Great News
I Hope for seed improvement also C/C++ side
Currently we moved sonarQube analysis away from our pipeline commit stage , because it take to much time to compete
Hi @alef75
C and C++ are indeed heavy languages to analyze in-depth.
That being said, we have multiple mechanisms that allow you to circumvent this fact: analysis parallelism, incremental analysis, and more.
To check that your analysis configuration is optimal, would you mind sharing:
- the rough size of your codebase
- how the project is configured (AutoConfig, compilation database with or without build-wrapper)
- the number of CPU cores of the machines running the analysis
- your SonarQube version
- the scan time for aa whole branch and a pull request
1 Like
Hi @Geoffray
Thank you for supporting us.
We have just upgraded to sonarQube 2025.1 LTA (from a 10.4)
Below the information you requested:
-
codebase size: 135k loc
-
project is configured with build-wrapper that creates the compile_commands.json
the compile_commands.json is passed to the scanner via the sonar.cfamily.compile-commands parameter -
cpu cores: 16
-
SonarQube version: 2025.1 LTA
-
scan time: 3 min (+ 3 min clean/rebuild)
the sonarQube scan entire process is the following:
- clean all our C/C++ codebase
- build all with build-wrapper (3 min)
- execute sonar-scanner (3 min)
As far as we know we are forced to clean our build before execute the build-wrapper, is this correct ? are there any way to use incremental build?

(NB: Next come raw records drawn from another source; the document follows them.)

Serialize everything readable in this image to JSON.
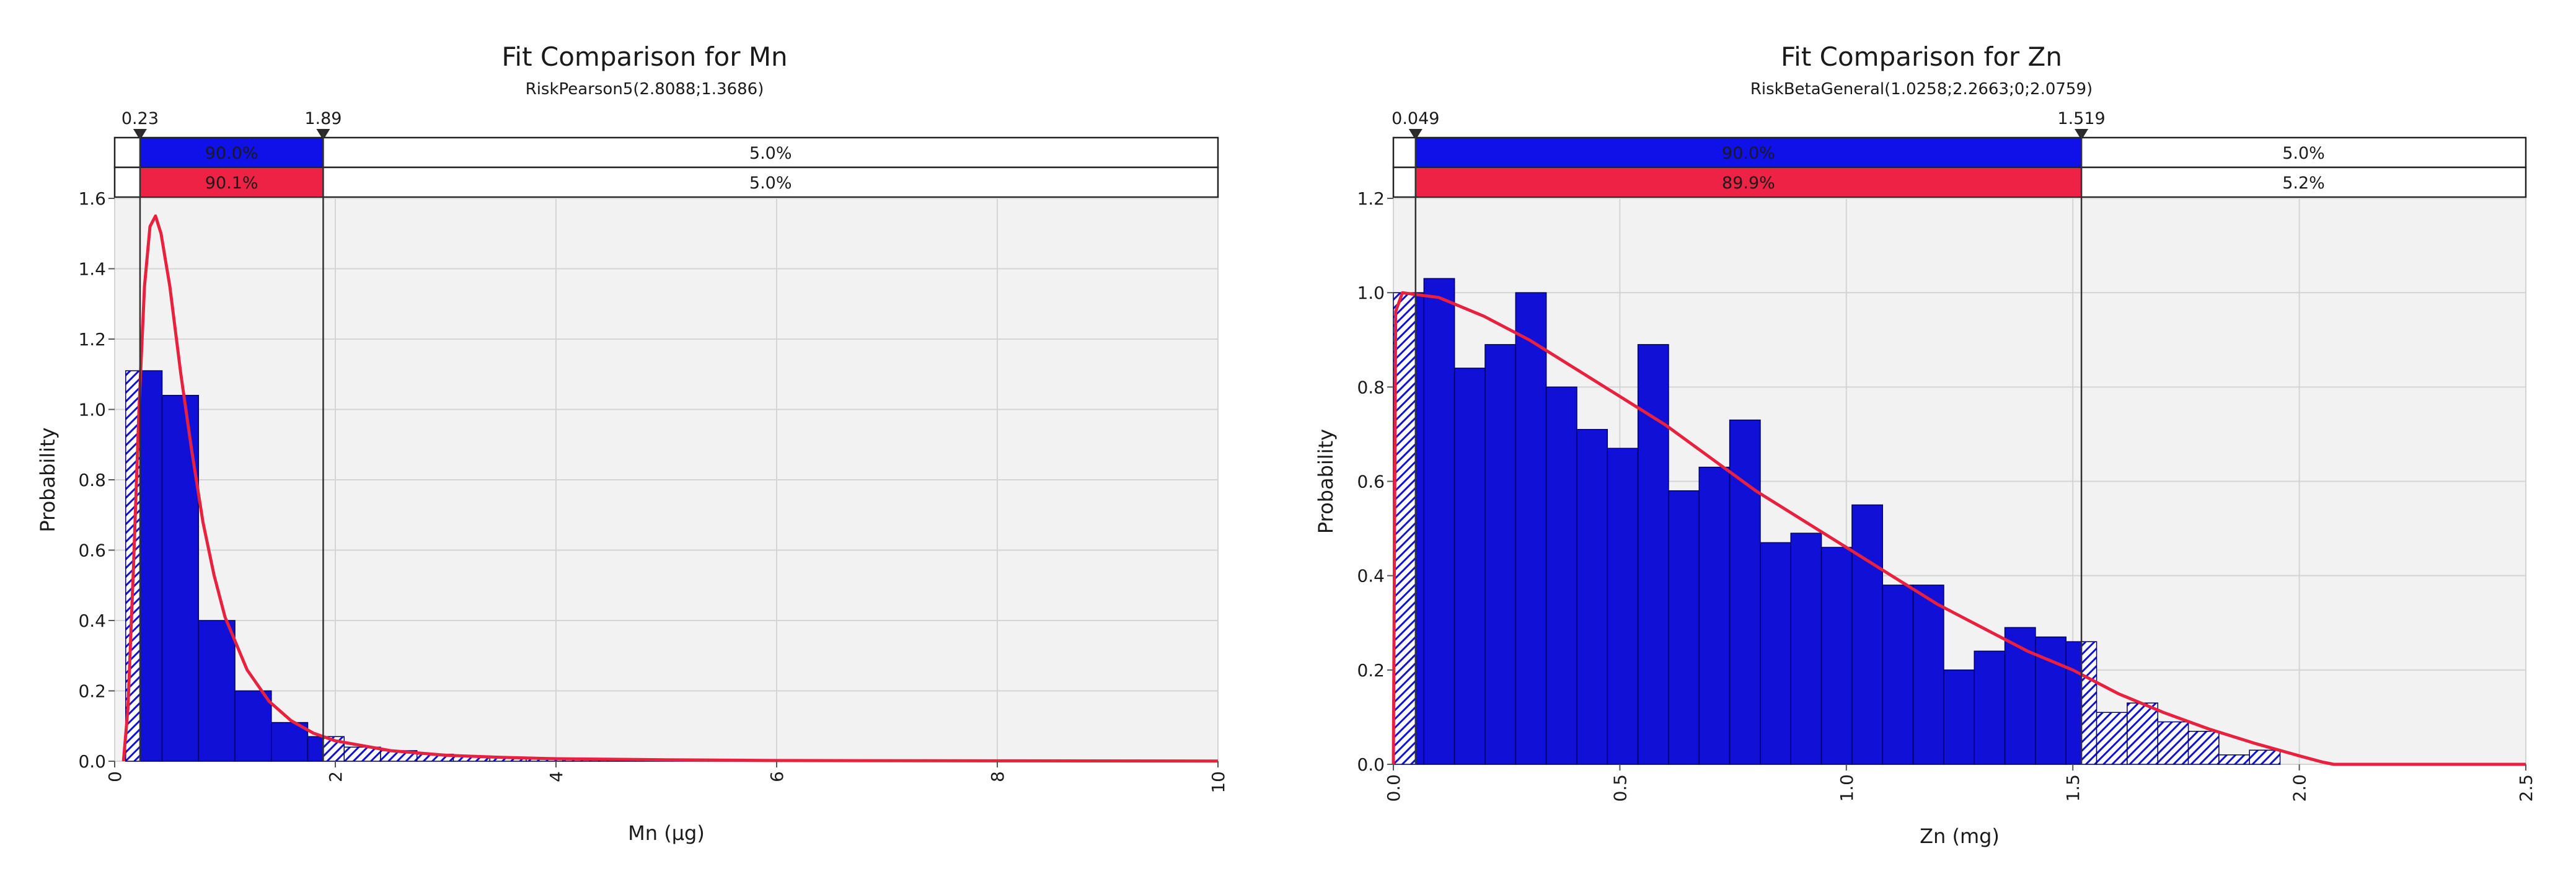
{
  "colors": {
    "bar_fill": "#1010d6",
    "bar_stroke": "#000060",
    "fit_line": "#e8213e",
    "band_blue": "#1010e8",
    "band_red": "#ee2244",
    "plot_bg": "#f2f2f2",
    "grid": "#d4d4d4",
    "marker_line": "#303030"
  },
  "chart_data": [
    {
      "type": "bar",
      "title": "Fit Comparison for Mn",
      "subtitle": "RiskPearson5(2.8088;1.3686)",
      "xlabel": "Mn (µg)",
      "ylabel": "Probability",
      "xlim": [
        0,
        10
      ],
      "ylim": [
        0,
        1.6
      ],
      "x_ticks": [
        "0",
        "2",
        "4",
        "6",
        "8",
        "10"
      ],
      "x_tick_values": [
        0,
        2,
        4,
        6,
        8,
        10
      ],
      "y_ticks": [
        "0.0",
        "0.2",
        "0.4",
        "0.6",
        "0.8",
        "1.0",
        "1.2",
        "1.4",
        "1.6"
      ],
      "y_tick_values": [
        0,
        0.2,
        0.4,
        0.6,
        0.8,
        1.0,
        1.2,
        1.4,
        1.6
      ],
      "grid": true,
      "histogram": {
        "bin_width": 0.33,
        "bins": [
          {
            "x0": 0.1,
            "value": 1.11
          },
          {
            "x0": 0.43,
            "value": 1.04
          },
          {
            "x0": 0.76,
            "value": 0.4
          },
          {
            "x0": 1.09,
            "value": 0.2
          },
          {
            "x0": 1.42,
            "value": 0.11
          },
          {
            "x0": 1.75,
            "value": 0.07
          },
          {
            "x0": 2.08,
            "value": 0.04
          },
          {
            "x0": 2.41,
            "value": 0.03
          },
          {
            "x0": 2.74,
            "value": 0.02
          },
          {
            "x0": 3.07,
            "value": 0.015
          },
          {
            "x0": 3.4,
            "value": 0.01
          },
          {
            "x0": 3.73,
            "value": 0.008
          },
          {
            "x0": 4.06,
            "value": 0.006
          },
          {
            "x0": 4.39,
            "value": 0.005
          },
          {
            "x0": 4.72,
            "value": 0.004
          },
          {
            "x0": 5.05,
            "value": 0.003
          },
          {
            "x0": 5.38,
            "value": 0.002
          },
          {
            "x0": 5.71,
            "value": 0.002
          },
          {
            "x0": 6.04,
            "value": 0.001
          },
          {
            "x0": 6.37,
            "value": 0.001
          }
        ]
      },
      "fit_curve": {
        "name": "RiskPearson5",
        "points": [
          [
            0.08,
            0.0
          ],
          [
            0.12,
            0.15
          ],
          [
            0.17,
            0.55
          ],
          [
            0.22,
            1.0
          ],
          [
            0.27,
            1.35
          ],
          [
            0.32,
            1.52
          ],
          [
            0.37,
            1.55
          ],
          [
            0.42,
            1.5
          ],
          [
            0.5,
            1.35
          ],
          [
            0.6,
            1.1
          ],
          [
            0.7,
            0.88
          ],
          [
            0.8,
            0.68
          ],
          [
            0.9,
            0.53
          ],
          [
            1.0,
            0.41
          ],
          [
            1.2,
            0.26
          ],
          [
            1.4,
            0.17
          ],
          [
            1.6,
            0.115
          ],
          [
            1.8,
            0.08
          ],
          [
            2.0,
            0.058
          ],
          [
            2.5,
            0.03
          ],
          [
            3.0,
            0.017
          ],
          [
            3.5,
            0.011
          ],
          [
            4.0,
            0.007
          ],
          [
            5.0,
            0.004
          ],
          [
            6.0,
            0.002
          ],
          [
            8.0,
            0.001
          ],
          [
            10.0,
            0.0005
          ]
        ]
      },
      "markers": {
        "left": {
          "value": 0.23,
          "label": "0.23"
        },
        "right": {
          "value": 1.89,
          "label": "1.89"
        }
      },
      "bands": {
        "blue": {
          "left_pct": "",
          "mid_pct": "90.0%",
          "right_pct": "5.0%"
        },
        "red": {
          "left_pct": "",
          "mid_pct": "90.1%",
          "right_pct": "5.0%"
        }
      }
    },
    {
      "type": "bar",
      "title": "Fit Comparison for Zn",
      "subtitle": "RiskBetaGeneral(1.0258;2.2663;0;2.0759)",
      "xlabel": "Zn (mg)",
      "ylabel": "Probability",
      "xlim": [
        0,
        2.5
      ],
      "ylim": [
        0,
        1.2
      ],
      "x_ticks": [
        "0.0",
        "0.5",
        "1.0",
        "1.5",
        "2.0",
        "2.5"
      ],
      "x_tick_values": [
        0,
        0.5,
        1.0,
        1.5,
        2.0,
        2.5
      ],
      "y_ticks": [
        "0.0",
        "0.2",
        "0.4",
        "0.6",
        "0.8",
        "1.0",
        "1.2"
      ],
      "y_tick_values": [
        0,
        0.2,
        0.4,
        0.6,
        0.8,
        1.0,
        1.2
      ],
      "grid": true,
      "histogram": {
        "bin_width": 0.0675,
        "bins": [
          {
            "x0": 0.0,
            "value": 1.0
          },
          {
            "x0": 0.0675,
            "value": 1.03
          },
          {
            "x0": 0.135,
            "value": 0.84
          },
          {
            "x0": 0.2025,
            "value": 0.89
          },
          {
            "x0": 0.27,
            "value": 1.0
          },
          {
            "x0": 0.3375,
            "value": 0.8
          },
          {
            "x0": 0.405,
            "value": 0.71
          },
          {
            "x0": 0.4725,
            "value": 0.67
          },
          {
            "x0": 0.54,
            "value": 0.89
          },
          {
            "x0": 0.6075,
            "value": 0.58
          },
          {
            "x0": 0.675,
            "value": 0.63
          },
          {
            "x0": 0.7425,
            "value": 0.73
          },
          {
            "x0": 0.81,
            "value": 0.47
          },
          {
            "x0": 0.8775,
            "value": 0.49
          },
          {
            "x0": 0.945,
            "value": 0.46
          },
          {
            "x0": 1.0125,
            "value": 0.55
          },
          {
            "x0": 1.08,
            "value": 0.38
          },
          {
            "x0": 1.1475,
            "value": 0.38
          },
          {
            "x0": 1.215,
            "value": 0.2
          },
          {
            "x0": 1.2825,
            "value": 0.24
          },
          {
            "x0": 1.35,
            "value": 0.29
          },
          {
            "x0": 1.4175,
            "value": 0.27
          },
          {
            "x0": 1.485,
            "value": 0.26
          },
          {
            "x0": 1.5525,
            "value": 0.11
          },
          {
            "x0": 1.62,
            "value": 0.13
          },
          {
            "x0": 1.6875,
            "value": 0.09
          },
          {
            "x0": 1.755,
            "value": 0.07
          },
          {
            "x0": 1.8225,
            "value": 0.02
          },
          {
            "x0": 1.89,
            "value": 0.03
          }
        ]
      },
      "fit_curve": {
        "name": "RiskBetaGeneral",
        "points": [
          [
            0.0,
            0.0
          ],
          [
            0.005,
            0.96
          ],
          [
            0.02,
            1.0
          ],
          [
            0.05,
            0.996
          ],
          [
            0.1,
            0.99
          ],
          [
            0.2,
            0.95
          ],
          [
            0.3,
            0.9
          ],
          [
            0.4,
            0.84
          ],
          [
            0.5,
            0.78
          ],
          [
            0.6,
            0.72
          ],
          [
            0.7,
            0.65
          ],
          [
            0.8,
            0.58
          ],
          [
            0.9,
            0.52
          ],
          [
            1.0,
            0.46
          ],
          [
            1.1,
            0.4
          ],
          [
            1.2,
            0.34
          ],
          [
            1.3,
            0.29
          ],
          [
            1.4,
            0.24
          ],
          [
            1.5,
            0.2
          ],
          [
            1.6,
            0.15
          ],
          [
            1.7,
            0.11
          ],
          [
            1.8,
            0.075
          ],
          [
            1.9,
            0.045
          ],
          [
            2.0,
            0.018
          ],
          [
            2.05,
            0.005
          ],
          [
            2.0759,
            0.0
          ],
          [
            2.5,
            0.0
          ]
        ]
      },
      "markers": {
        "left": {
          "value": 0.049,
          "label": "0.049"
        },
        "right": {
          "value": 1.519,
          "label": "1.519"
        }
      },
      "bands": {
        "blue": {
          "left_pct": "",
          "mid_pct": "90.0%",
          "right_pct": "5.0%"
        },
        "red": {
          "left_pct": "",
          "mid_pct": "89.9%",
          "right_pct": "5.2%"
        }
      }
    }
  ]
}
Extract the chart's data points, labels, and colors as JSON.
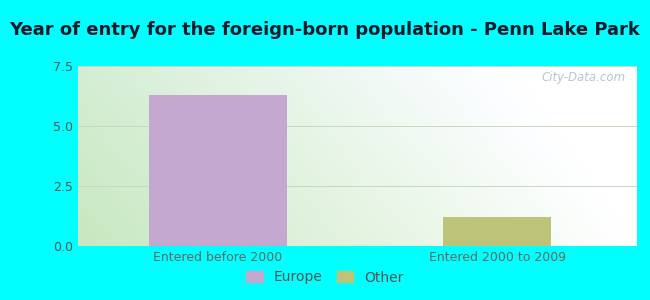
{
  "title": "Year of entry for the foreign-born population - Penn Lake Park",
  "categories": [
    "Entered before 2000",
    "Entered 2000 to 2009"
  ],
  "europe_values": [
    6.3,
    0.0
  ],
  "other_values": [
    0.0,
    1.2
  ],
  "europe_color": "#c4a8d0",
  "other_color": "#bdc47a",
  "bar_width": 0.55,
  "ylim": [
    0,
    7.5
  ],
  "yticks": [
    0,
    2.5,
    5,
    7.5
  ],
  "background_color": "#00ffff",
  "grid_color": "#c8d8c0",
  "title_fontsize": 13,
  "tick_fontsize": 9,
  "legend_fontsize": 10,
  "watermark": "City-Data.com",
  "grad_colors": [
    "#c8e8c8",
    "#f0f8f0",
    "#e8f4f8",
    "#f8ffff"
  ],
  "figsize": [
    6.5,
    3.0
  ],
  "dpi": 100
}
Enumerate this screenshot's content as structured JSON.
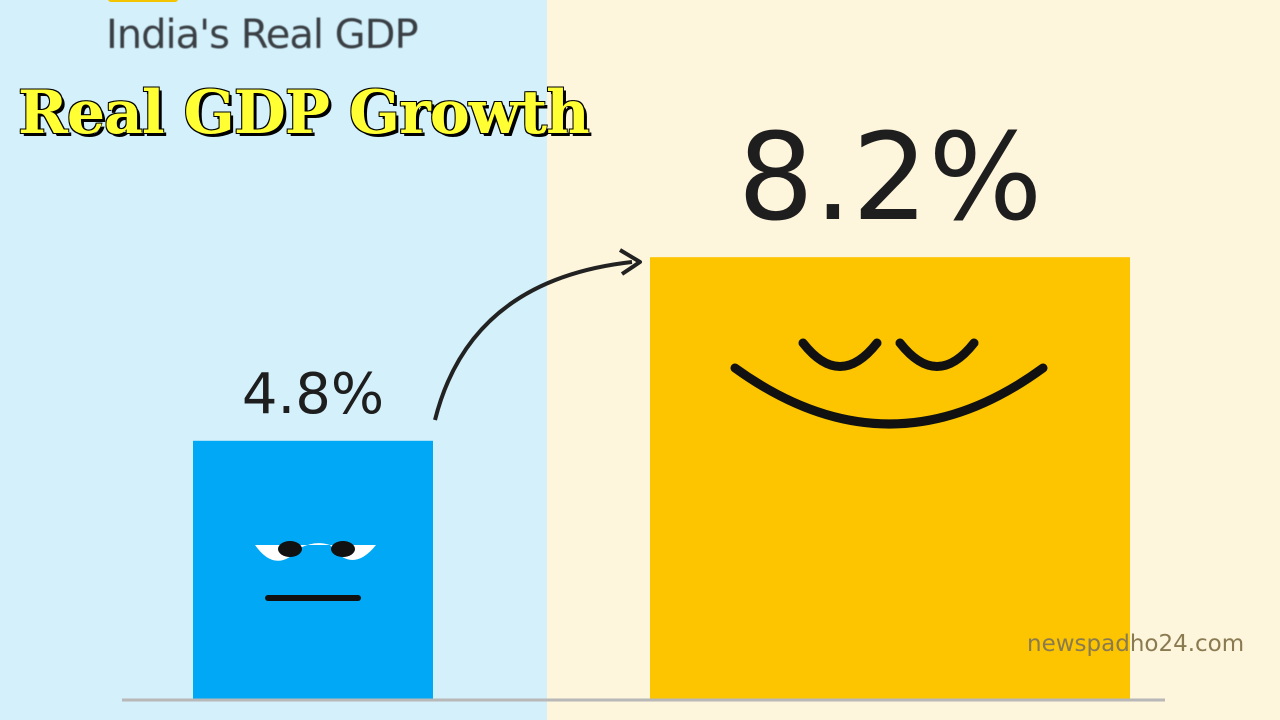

For our normal build we are using incremental build and this is very fast.
The overall process is now 2 minutes faster than with the sonarQube 10.4 release.
We see also a very good speed improvements on the WEB scanner side (from 9 min to 3 min).
This is correct. But there are other ways to provide project configuration that don’t. For instance, if you can generate a compilation database without rebuilding your project, you can use it to analyze your code.
You might also want to monitor the analysis log. At the end of the C or C++ analysis, it contains a line stating with Analysis cache that will give some insight into how incremental the analysis was.
3 Likes
Hi @JolyLoic
Thank you for this suggestions.
We’ve develop a python script that generate the compilation database (in place of build-wrapper) from a make dry-run of our build (we need to expand the path of our arm crosscompiler for the sonar scanner to work), it take about 3 seconds, than the scanner took about 3 minutes.
than, the following scans took only few seconds because the analysis cache.
This is a very good result for us, we re-nable the sonar scans in our commit stage, it run in parallele to the build and because it take less than the real build, it does not add no delay in our feedback loop!
Thank you again for the suggestions
2 Likes
This topic was automatically closed 7 days after the last reply. New replies are no longer allowed.